O homem então coloca a pequenina de pé junto de um banco para que possa apoiar-se. Em seguida, afasta-se alguns passos.
- Não cai, não cai – grita a mulher.
- Ela consegue ficar de pé, viu? – diz o homem.
A menina, entretanto, em vez de se apoiar no banco, dá alguns passos em direção aos pais. Depois, mantendo os pequeninos braços abertos, corre ao encontro da mãe, rindo.
E o homem, tomado pela alegria, corre, por sua vez, para a rua e grita a todos os que passam:
- O Santo fez um milagre! A minha filha agora já está andando! A minha filha agora já está correndo. Venham vê-la!...
São tantos os milagres a contar... E todos mostram o enorme amor que Antônio tem pelas crianças inocentes.

٠ Continuando a narração de fatos da vida de Santo Antônio, hoje vamos destacar a maneira com que pregava o Evangelho. Ele não tinha medo de ferir os outros. Sua preocupação era com a verdade:
Um rico senhor morreu. Durante sua vida terrena tinha acumulado grandes riquezas, sem escrúpulos, aproveitando-se dos fracos, explorando os pobres. Antônio, na pregação, condenou as ações do rico, lembrando aquele trecho do Evangelho em que Jesus afirma que “é mais fácil um camelo passar pelo buraco de uma agulha do que um rico entrar no Reino de Deus” (MT 19,24). A família do finado ficou furiosa. Então, Antônio dirigiu-se à casa do falecido e, diante de todos, mandou que abrissem o cofre forte, pois aí encontrariam o coração daquele que morrera. Contam que os presentes insistiram em verificar. Aberto o cofre forte, depararam com o coração pulsando em meio ao dinheiro.

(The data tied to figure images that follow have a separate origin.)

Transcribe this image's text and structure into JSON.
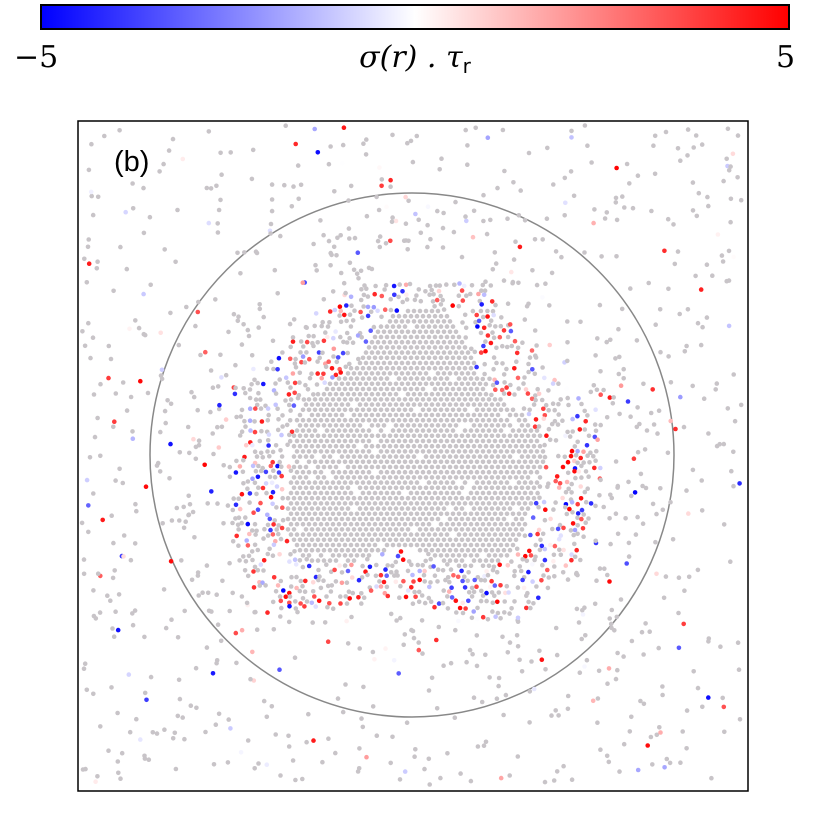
{
  "colorbar": {
    "min_label": "−5",
    "max_label": "5",
    "label_main": "σ(r) . τ",
    "label_sub": "r",
    "min": -5,
    "max": 5,
    "colors": {
      "low": "#0000ff",
      "mid": "#ffffff",
      "high": "#ff0000"
    }
  },
  "panel_label": "(b)",
  "chart_data": {
    "type": "scatter",
    "title": "",
    "xlabel": "",
    "ylabel": "",
    "color_variable": "σ(r) . τr",
    "color_range": [
      -5,
      5
    ],
    "neutral_color": "#c8c4c8",
    "circle_outline": true,
    "grid": false,
    "axis_ticks": false,
    "notes_visible": "Dense particle cluster in center, sparse particles outside; strongly colored red/blue particles concentrated at the cluster boundary.",
    "regions": [
      {
        "name": "dense-core",
        "density": "high",
        "typical_value": 0
      },
      {
        "name": "cluster-boundary",
        "density": "medium",
        "typical_value_range": [
          -5,
          5
        ]
      },
      {
        "name": "dilute-outside",
        "density": "low",
        "typical_value": 0
      }
    ]
  }
}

Antônio seguia sempre o que São Paulo exortava em sua carta a Teófilo: “Prega a Palavra, insista, quer agrade ou desagrade”.

٠ Vinha Frei Antônio e um companheiro de volta pelo caminho de uma aldeia, carregando grande peso às costas, quando encontrou no caminho um carroceiro que carregava um homem adormecido. O Santo, muito cansado, pediu-lhe por amor de Deus que levasse alguns víveres que ele e seu companheiro haviam recebido de esmola para o sustento da comunidade. O carroceiro respondeu rudemente que não podia fazê-lo porque estava conduzindo um defunto. O Santo acreditou, rezou pelo descanso eterno da alma do falecido e continuou seu caminho. Qual não foi o espanto do carroceiro quando, mais tarde, foi acordar o amigo que supunha adormecido e o encontrou realmente morto. Confuso e arrependido foi em busca de Santo Antônio e prostrou-se aos seus pés, pedindo-lhe humildemente perdão. Frei Antônio compadeceu-se do homem, aproximou-se da carroça e depois de uma curta oração, fez o sinal da cruz sobre o cadáver e o ressuscitou.